Saat di Arafah juga mengajarkan pada kita agar terbiasa untuk menghadirkan Allah
dalam diri kita masing-masing.

Ketika di sini kita seakan lupa segalanya dan Allah hadir begitu dekat hendaknya
akan terbawa pulang sebagai hamba yang mampu menghadirkan Allah dalam sikap
dan perbuatan.

Merasa selalu dekat denganNya sehingga mampu menjadi alat kontrol terhadap
perbuatannya.

Nabi mengingatkan kita melalui ajaran Ihsan yang merupakan tindak lanjut dari
keimanan dan keislaman kita.

Dengan kata lain, jika ingin kita dapat selalu istiqamah konsisten dalam sikap dan
perilaku maka selain iman dan Islam dirasa perlu untuk melengkapinya dengan
Ihsan.

Ajaran Ihsan ini menjadikan diri ini merasa hidup dalam orbit Ilahi sehingga ke
mana saja dan di mana saja serta dalam keadaaan apa saja selalu ingat Allah.

Dia akan menjadi pengawas melekat pada diri sehingga mendorong untuk selalu
berperilaku positif di mana saja, taat aturan meski tak ada polisi.

Suasana Arafah akan melahirkan cara beragama yang tidak berisi aneka fragman
hidup tetapi melatih kita untuk berenang dalam samudra ilahi hidup serba ingat
Tuhan.

Dengan ungkapan lainmemberi penegasan agar masuk ke dalam Islam secara total.

"Hari orang-orang yang beriman, masuklah kami ke dalam Islam keseluruhan, dan
janganlah kamu turut langkah-langkah Syaitan.
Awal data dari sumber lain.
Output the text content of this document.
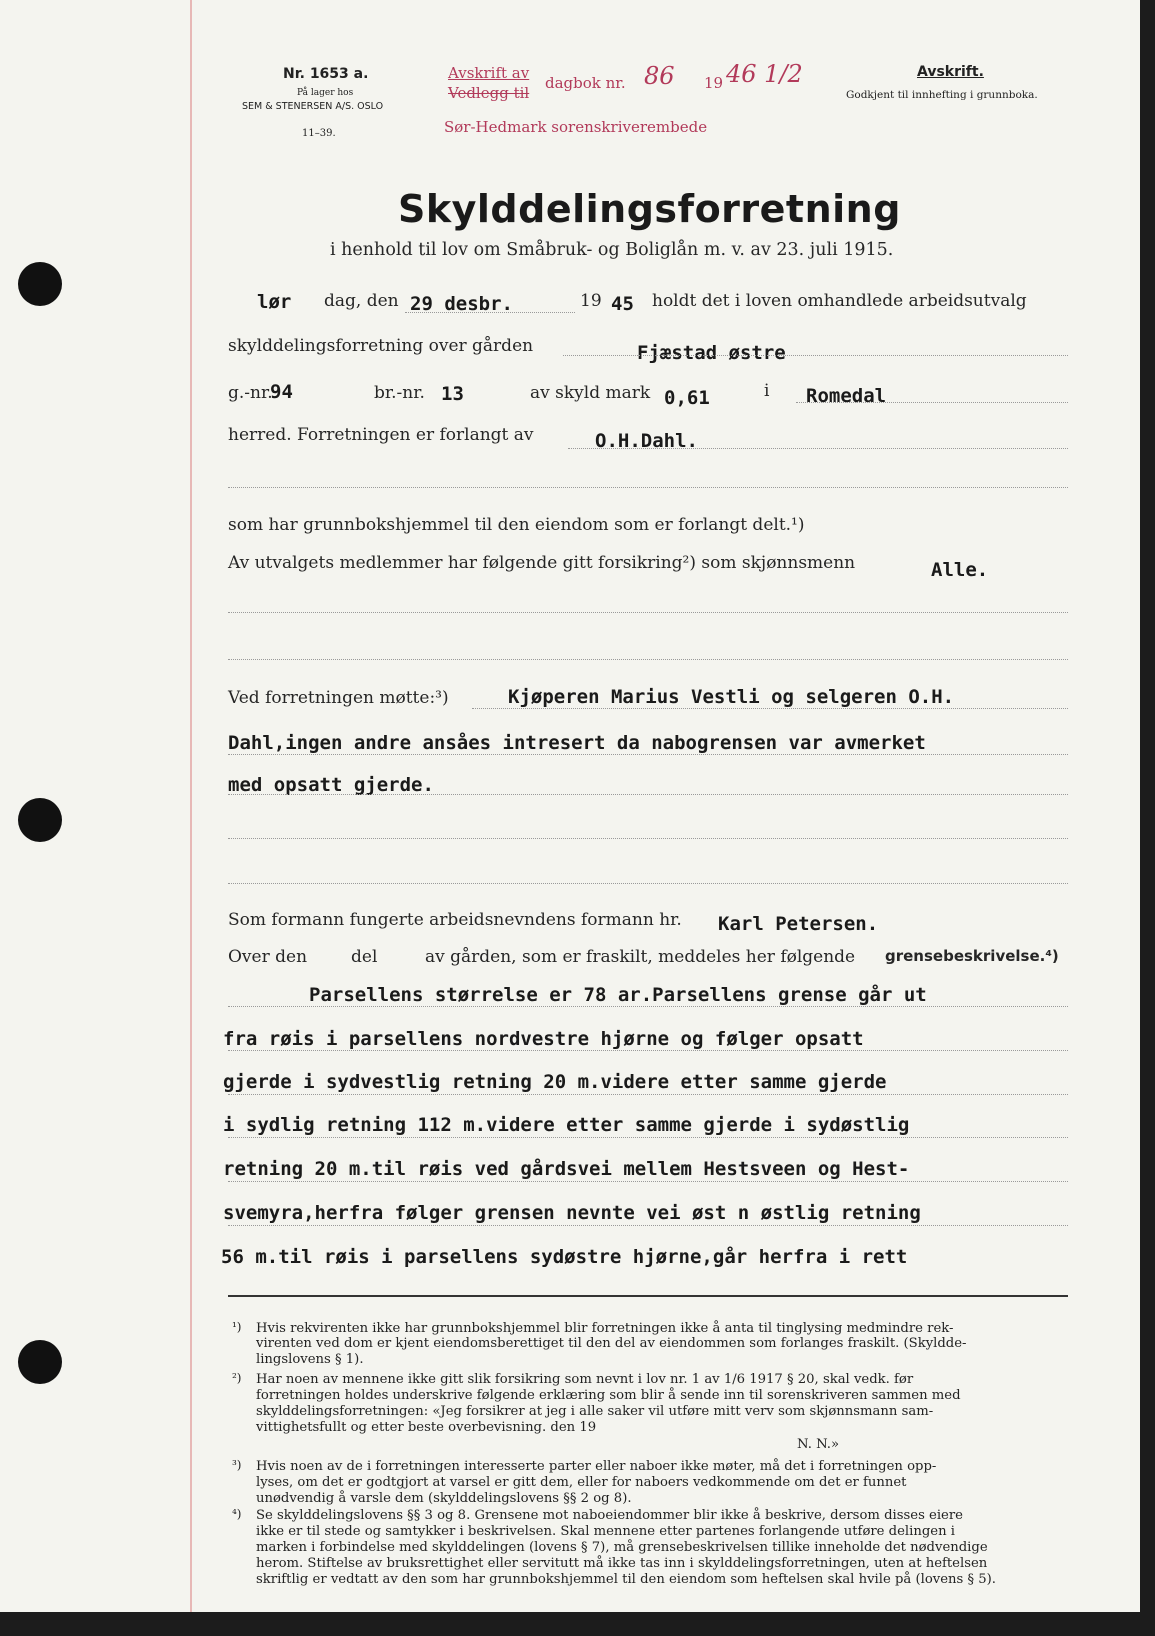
Nr. 1653 a.
På lager hos
SEM & STENERSEN A/S. OSLO
11–39.
Avskrift av
Vedlegg til
dagbok nr. 86 19 46 1/2
Sør-Hedmark sorenskriverembede
Avskrift.
Godkjent til innhefting i grunnboka.
Skylddelingsforretning
i henhold til lov om Småbruk- og Boliglån m. v. av 23. juli 1915.
lør dag, den 29 desbr.	19 45 holdt det i loven omhandlede arbeidsutvalg
skylddelingsforretning over gården	Fjæstad østre
g.-nr.
94	br.-nr. 13	av skyld mark 0,61	i Romedal
herred. Forretningen er forlangt av	O.H.Dahl.
som har grunnbokshjemmel til den eiendom som er forlangt delt.¹)
Av utvalgets medlemmer har følgende gitt forsikring²) som skjønnsmenn	Alle.
Ved forretningen møtte:³)	Kjøperen Marius Vestli og selgeren O.H.
Dahl,ingen andre ansåes intresert da nabogrensen var avmerket
med opsatt gjerde.
Som formann fungerte arbeidsnevndens formann hr. Karl Petersen.
Over den	del	av gården, som er fraskilt, meddeles her følgende grensebeskrivelse.⁴)
Parsellens størrelse er 78 ar.Parsellens grense går ut
fra røis i parsellens nordvestre hjørne og følger opsatt
gjerde i sydvestlig retning 20 m.videre etter samme gjerde
i sydlig retning 112 m.videre etter samme gjerde i sydøstlig
retning 20 m.til røis ved gårdsvei mellem Hestsveen og Hest-
svemyra,herfra følger grensen nevnte vei øst n østlig retning
56 m.til røis i parsellens sydøstre hjørne,går herfra i rett
¹) Hvis rekvirenten ikke har grunnbokshjemmel blir forretningen ikke å anta til tinglysing medmindre rek-
virenten ved dom er kjent eiendomsberettiget til den del av eiendommen som forlanges fraskilt. (Skyldde-
lingslovens § 1).
²) Har noen av mennene ikke gitt slik forsikring som nevnt i lov nr. 1 av 1/6 1917 § 20, skal vedk. før
forretningen holdes underskrive følgende erklæring som blir å sende inn til sorenskriveren sammen med
skylddelingsforretningen: «Jeg forsikrer at jeg i alle saker vil utføre mitt verv som skjønnsmann sam-
vittighetsfullt og etter beste overbevisning. den 19
N. N.»
³) Hvis noen av de i forretningen interesserte parter eller naboer ikke møter, må det i forretningen opp-
lyses, om det er godtgjort at varsel er gitt dem, eller for naboers vedkommende om det er funnet
unødvendig å varsle dem (skylddelingslovens §§ 2 og 8).
⁴) Se skylddelingslovens §§ 3 og 8. Grensene mot naboeiendommer blir ikke å beskrive, dersom disses eiere
ikke er til stede og samtykker i beskrivelsen. Skal mennene etter partenes forlangende utføre delingen i
marken i forbindelse med skylddelingen (lovens § 7), må grensebeskrivelsen tillike inneholde det nødvendige
herom. Stiftelse av bruksrettighet eller servitutt må ikke tas inn i skylddelingsforretningen, uten at heftelsen
skriftlig er vedtatt av den som har grunnbokshjemmel til den eiendom som heftelsen skal hvile på (lovens § 5).
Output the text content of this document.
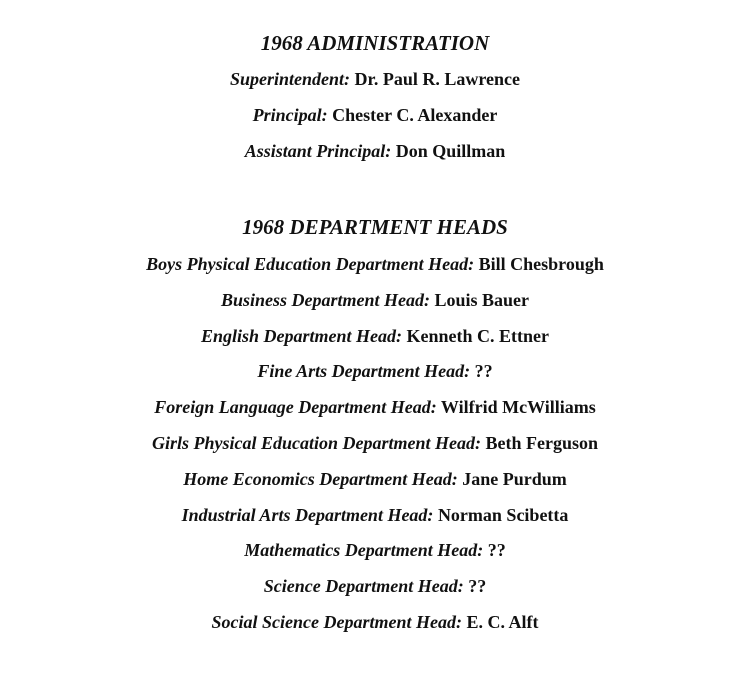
1968 ADMINISTRATION

Superintendent: Dr. Paul R. Lawrence

Principal: Chester C. Alexander

Assistant Principal: Don Quillman

1968 DEPARTMENT HEADS

Boys Physical Education Department Head: Bill Chesbrough

Business Department Head: Louis Bauer

English Department Head: Kenneth C. Ettner

Fine Arts Department Head: ??

Foreign Language Department Head: Wilfrid McWilliams

Girls Physical Education Department Head: Beth Ferguson

Home Economics Department Head: Jane Purdum

Industrial Arts Department Head: Norman Scibetta

Mathematics Department Head: ??

Science Department Head: ??

Social Science Department Head: E. C. Alft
Sesungguhnya syaitan itu musuh
yang nyata bagimu." (QS Al Baqarah 108).
Sebagai akhir dari khutbah ini, saya ingin menegaskan bahwa pada saat dan waktu
yang hening dan sakral ini, kita hendaknya dapat muhasabah, untuk senantiasa
meningatkan ketakwaan, menyadari tanggung jawab kemanusiaan kita, menghormati
antar sesama, menjaga harmoni dalam kehidupan berbangsa dan bernegara dengan
senantiasa menyadari hak dan kewajiban kita, baik sebagai pemimpin maupun rakyat
biasa.

Revolusi mental untuk meneguhkan komitmen kebajikan antar sesama tanpa caci
maki dan saling hina.

Kita berharap agar rahmat, ridha dan ampunan Allah SWT tercurah kepada kita
semua, kepada warga bangsa, kepada para pemimpin kita, dan seluruh kaum
muslimin sedunia.

Mudah-mudahan kita dikaruniai haji yang mabrur, kembali ke Tanah Air dalam
keadaan bersih dan suci bagaikan anak yang baru lahir.